Two writers caught my attention in the Sanders County Ledger (Opinions page, June 13, 2019).

First was a Jean Morrison of Plains advocating the benefits of zoning. I’ve lived in three areas in which each time I moved into them, zoning was a “new idea” that would do all the things Ms. Morrison claimed. However, the only benefits of zoning have been to government growth. The first, in Gloucester, Virginia, in 1973 on, during which, while the population barely has double to the present, the cost to taxpayers has quadrupled, most due to zoning and regulations that infringe on the freedom of landowners and homeowners to regulate their own “private properties.” And we all know the huge discrepancy between the “cost of living” increases in the union dominated governments and those of private persons, the former receiving MORE than the increase in GDP, while the latter are rarely if ever maintaining par from year to year [ie, zero COLA increases].

The second place was in Santa Barbara, California, in the late 1970s through 2008. My generation could barely afford 30-year mortgages, while today’s millennials must settle for low-quality, high-rent one- or two-bedroom condos or apartments. Wages have gone up at 1/10th the cost of living in the past 45 years there, while government continues to grow, and its employees continue to experience COLA increases that keep pace with, and in many cases surpass, the GDP.

Finally, here to Sanders County.
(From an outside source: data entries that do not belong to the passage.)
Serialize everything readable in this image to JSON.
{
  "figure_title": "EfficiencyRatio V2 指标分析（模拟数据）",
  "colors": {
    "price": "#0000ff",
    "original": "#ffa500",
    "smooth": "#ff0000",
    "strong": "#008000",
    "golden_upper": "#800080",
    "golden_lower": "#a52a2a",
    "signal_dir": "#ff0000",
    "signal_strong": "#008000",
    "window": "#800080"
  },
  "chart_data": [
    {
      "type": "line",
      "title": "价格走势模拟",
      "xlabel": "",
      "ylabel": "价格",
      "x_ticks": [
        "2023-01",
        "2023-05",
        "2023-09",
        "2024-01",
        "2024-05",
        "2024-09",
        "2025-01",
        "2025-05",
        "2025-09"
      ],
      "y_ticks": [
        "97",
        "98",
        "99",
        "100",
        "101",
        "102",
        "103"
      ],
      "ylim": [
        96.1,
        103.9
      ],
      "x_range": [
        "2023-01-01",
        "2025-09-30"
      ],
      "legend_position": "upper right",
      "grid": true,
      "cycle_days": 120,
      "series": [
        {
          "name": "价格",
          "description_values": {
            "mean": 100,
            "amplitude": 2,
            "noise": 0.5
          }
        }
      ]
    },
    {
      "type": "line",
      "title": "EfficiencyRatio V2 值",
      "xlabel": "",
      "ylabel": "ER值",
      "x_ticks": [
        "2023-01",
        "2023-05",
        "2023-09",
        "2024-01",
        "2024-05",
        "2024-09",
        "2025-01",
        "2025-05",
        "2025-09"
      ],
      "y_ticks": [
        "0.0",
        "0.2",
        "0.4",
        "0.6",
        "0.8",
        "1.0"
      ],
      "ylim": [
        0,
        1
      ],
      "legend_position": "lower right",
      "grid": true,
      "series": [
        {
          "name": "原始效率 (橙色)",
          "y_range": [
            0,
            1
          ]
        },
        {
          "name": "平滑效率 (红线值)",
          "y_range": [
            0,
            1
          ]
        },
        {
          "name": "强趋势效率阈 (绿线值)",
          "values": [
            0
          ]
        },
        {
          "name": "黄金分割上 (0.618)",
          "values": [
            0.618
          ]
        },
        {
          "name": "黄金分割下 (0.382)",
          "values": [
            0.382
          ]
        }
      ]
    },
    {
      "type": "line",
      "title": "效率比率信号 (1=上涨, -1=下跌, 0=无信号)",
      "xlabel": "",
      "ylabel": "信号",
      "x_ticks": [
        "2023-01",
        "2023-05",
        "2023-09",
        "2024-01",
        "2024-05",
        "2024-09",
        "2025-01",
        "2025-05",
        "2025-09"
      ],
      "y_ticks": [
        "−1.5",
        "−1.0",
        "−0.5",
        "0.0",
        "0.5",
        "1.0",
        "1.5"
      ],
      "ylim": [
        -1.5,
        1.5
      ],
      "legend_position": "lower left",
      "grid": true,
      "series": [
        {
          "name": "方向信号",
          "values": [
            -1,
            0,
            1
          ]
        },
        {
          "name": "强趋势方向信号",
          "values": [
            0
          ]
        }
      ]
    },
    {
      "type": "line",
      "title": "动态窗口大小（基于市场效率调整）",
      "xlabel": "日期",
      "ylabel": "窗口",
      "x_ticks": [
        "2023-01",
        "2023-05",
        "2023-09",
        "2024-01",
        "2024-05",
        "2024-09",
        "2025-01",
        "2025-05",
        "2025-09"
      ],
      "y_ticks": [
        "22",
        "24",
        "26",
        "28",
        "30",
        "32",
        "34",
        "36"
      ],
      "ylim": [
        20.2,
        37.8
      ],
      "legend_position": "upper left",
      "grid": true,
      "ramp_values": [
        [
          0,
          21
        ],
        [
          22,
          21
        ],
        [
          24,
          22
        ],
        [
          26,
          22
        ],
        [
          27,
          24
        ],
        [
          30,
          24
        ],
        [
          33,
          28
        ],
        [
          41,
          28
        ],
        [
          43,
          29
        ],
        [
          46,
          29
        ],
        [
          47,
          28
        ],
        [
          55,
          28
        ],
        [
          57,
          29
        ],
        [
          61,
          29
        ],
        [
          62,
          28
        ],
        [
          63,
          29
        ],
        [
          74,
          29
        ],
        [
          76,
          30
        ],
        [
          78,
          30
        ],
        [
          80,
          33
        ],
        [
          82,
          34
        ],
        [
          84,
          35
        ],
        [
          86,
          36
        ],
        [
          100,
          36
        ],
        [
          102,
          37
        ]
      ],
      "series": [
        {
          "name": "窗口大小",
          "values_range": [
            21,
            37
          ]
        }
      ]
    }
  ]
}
Some extol the virtues of zoning, as if everyone who lives in or near town is in favor of having some group of people telling them what height their grass may grow, what style fences they may have, and how many shrubs they may plant. In Missoula, for example, they have rules in the dead of winter, that everyone who has a sidewalk in front of their home must have the snow (regardless of depth or density) removed by 9 a.m. (subject to fines if not done - irrespective of the age of the property owner, or the fact that it is still dark before 9 a.m.). This example for Missoula is indicative of the tyrannical nature of zoning and other “regulatory” things that may or may not pass for it.

So, if Ms. Morrison of Plains wishes to be told what to do, let her submit voluntarily. But, don’t ask me to pay someone to enforce a rule against her to which she may fail, voluntarily, to comply, or in a fit of forgetfulness “fail” to do.

Reminds me of Richard Pryor, I think it was, whose famous punch line was “I forgot armed robbery was a crime.” Government regulators never forget, but “robbery is a crime” in any case - only government turns us, the people, into the criminals for not submitting to theft under color of law.

As for the ex-politician, Jim Elliott, extolling LBJ for “changing” and signing into law the Civil Rights Act which he opposed his entire life, he only did so because Republicans passed it from both houses of Congress over the objections of Democrats. The year, 1968, and timing was prior to LBJ refusing to run for re-election as president.

Otherwise, had he not been challenged by Robert Kennedy, he’d have vetoed the bill. So much for the notion that Democrats change.

To the two above, the only “growth in benefits” have been to government employees and their pushers. That should be called what it is - addiction.